Separation...need advice

I told my husband he had to move out for a little while last night. I’m still in shock that this is even where we are at right now. We have a 2 1/2 year old and a 4 week old and I felt like I was drowning before this. I do not have any family nearby I can count on so I literally have no help. My husband and I have major trust issues due to the fact that he has lied to me for years. The major reason he lies is to cover that he is smoking. My mother died from lung cancer in 2012 when I was 24 years old and my husband and I quit together vowing we’d never leave our kids in the position that I was in dealing with such emotional heartbreak. I thought we really had both quit until I got pregnant with our daughter and I started smelling smoke on his clothes and mouthwash on his breath to cover the smell. I brought it up to him several times and he denied it so I let it go, I guess not really wanting to confront that he was smoking or was lying to me again.

Fast forward to my daughter’s first Christmas and after a beautiful morning my husband goes to the garage to throw the trash out and there I actually catch him in the act smoking. I was stunned, hurt, furious. He lied, made excuses that he just borrowed one from his father and that he’s never done this before. But of course in the garage I find packs of cigarettes, gum, etc. I forgave him yet again.

The next year I miscarried and after finally getting pregnant again I saw the signs smoking. In this time gap he had continued to smoke then lie then get caught and then I would forgive him. I love him and our family and was just hopeful he would change. This time when I caught him, I begged him to tell me the truth and we would work on it together but he continued to lie and tell me I was paranoid. He even swore on his unborn child’s life, our rainbow baby, that he wasn’t smoking.
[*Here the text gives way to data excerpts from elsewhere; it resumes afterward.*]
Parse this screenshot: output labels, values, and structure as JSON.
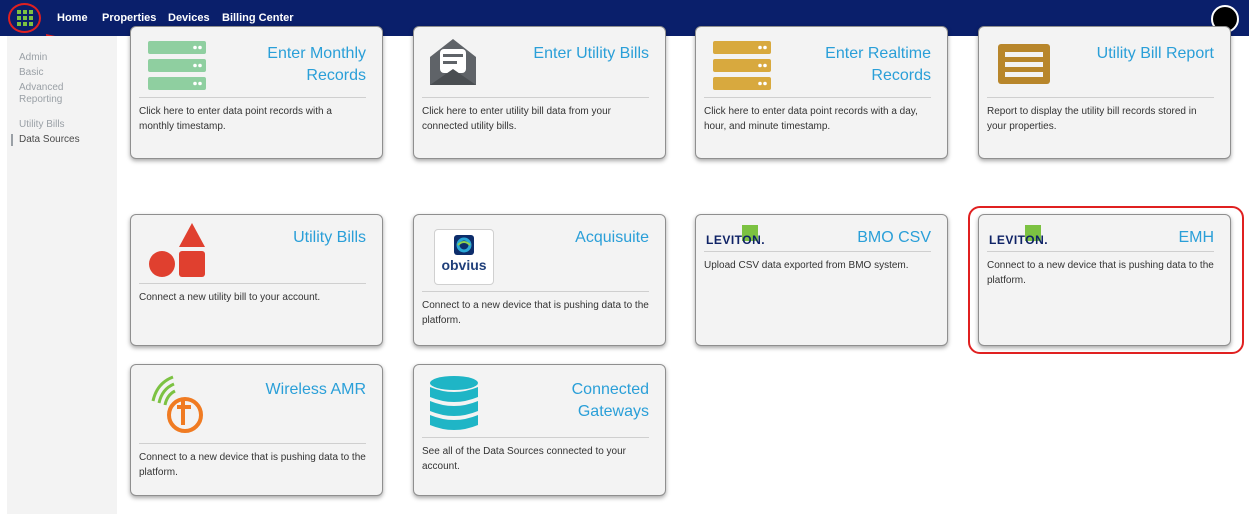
{
  "topbar": {
    "nav": [
      "Home",
      "Properties",
      "Devices",
      "Billing Center"
    ],
    "app_grid_icon": "grid-icon",
    "avatar_icon": "user-avatar-icon",
    "brand_color": "#0a1f6b"
  },
  "sidebar": {
    "items": [
      "Admin",
      "Basic",
      "Advanced Reporting",
      "Utility Bills",
      "Data Sources"
    ],
    "active": "Data Sources"
  },
  "cards": [
    {
      "title": "Enter Monthly Records",
      "desc": "Click here to enter data point records with a monthly timestamp.",
      "icon": "server-stack-green-icon"
    },
    {
      "title": "Enter Utility Bills",
      "desc": "Click here to enter utility bill data from your connected utility bills.",
      "icon": "envelope-bill-icon"
    },
    {
      "title": "Enter Realtime Records",
      "desc": "Click here to enter data point records with a day, hour, and minute timestamp.",
      "icon": "server-stack-gold-icon"
    },
    {
      "title": "Utility Bill Report",
      "desc": "Report to display the utility bill records stored in your properties.",
      "icon": "report-document-icon"
    },
    {
      "title": "Utility Bills",
      "desc": "Connect a new utility bill to your account.",
      "icon": "shapes-icon"
    },
    {
      "title": "Acquisuite",
      "desc": "Connect to a new device that is pushing data to the platform.",
      "icon": "obvius-logo",
      "logo_text": "obvius"
    },
    {
      "title": "BMO CSV",
      "desc": "Upload CSV data exported from BMO system.",
      "icon": "leviton-logo",
      "logo_text": "LEVITON."
    },
    {
      "title": "EMH",
      "desc": "Connect to a new device that is pushing data to the platform.",
      "icon": "leviton-logo",
      "logo_text": "LEVITON."
    },
    {
      "title": "Wireless AMR",
      "desc": "Connect to a new device that is pushing data to the platform.",
      "icon": "wireless-amr-logo"
    },
    {
      "title": "Connected Gateways",
      "desc": "See all of the Data Sources connected to your account.",
      "icon": "database-icon"
    }
  ],
  "colors": {
    "title_blue": "#2a9fd8",
    "highlight_red": "#e02020",
    "leviton_green": "#7cc242"
  }
}
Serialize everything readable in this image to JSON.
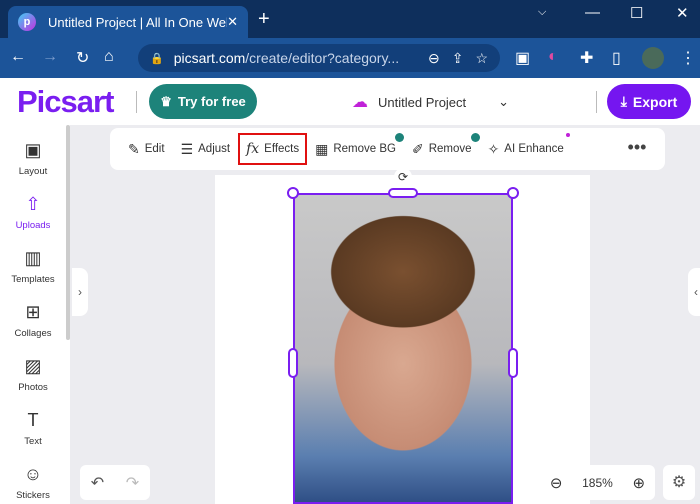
{
  "browser": {
    "tab_title": "Untitled Project | All In One Web",
    "url_host": "picsart.com",
    "url_path": "/create/editor?category..."
  },
  "header": {
    "logo": "Picsart",
    "try_label": "Try for free",
    "project_name": "Untitled Project",
    "export_label": "Export"
  },
  "sidebar": {
    "items": [
      {
        "label": "Layout",
        "icon": "▣"
      },
      {
        "label": "Uploads",
        "icon": "⇧"
      },
      {
        "label": "Templates",
        "icon": "▥"
      },
      {
        "label": "Collages",
        "icon": "⊞"
      },
      {
        "label": "Photos",
        "icon": "▨"
      },
      {
        "label": "Text",
        "icon": "T"
      },
      {
        "label": "Stickers",
        "icon": "☺"
      }
    ]
  },
  "tools": [
    {
      "label": "Edit",
      "icon": "✎"
    },
    {
      "label": "Adjust",
      "icon": "☰"
    },
    {
      "label": "Effects",
      "icon": "fx"
    },
    {
      "label": "Remove BG",
      "icon": "▦"
    },
    {
      "label": "Remove",
      "icon": "✐"
    },
    {
      "label": "AI Enhance",
      "icon": "✧"
    }
  ],
  "zoom": {
    "value": "185%"
  },
  "colors": {
    "brand": "#7a1ef0",
    "highlight": "#e01010"
  }
}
I caught him 3 days later.

Now, it is our son’s first Halloween, another holiday memory and experience ruined by this. I caught him last night again, this time he hid them in the ceiling of our basement after made me feel crazy for 2 hours saying he couldn’t live in a marriage where everything he did was questioned and that I should begin trusting him again. Wow. I’m just heartbroken and don’t know how he could do this to me, after 2 kids and seeing me utterly exhausted these past few months. I don’t want to be with a person like this. I feel cheated by him on what this has done to our marriage and don’t know where to go. I don’t want to break up our family but I don’t want to live constantly questioning what he is doing and if he’s lying. Smoking is a deal breaker for me because of losing my mom, so it’s not something I can get past. We’ve tried therapy before. What would you do?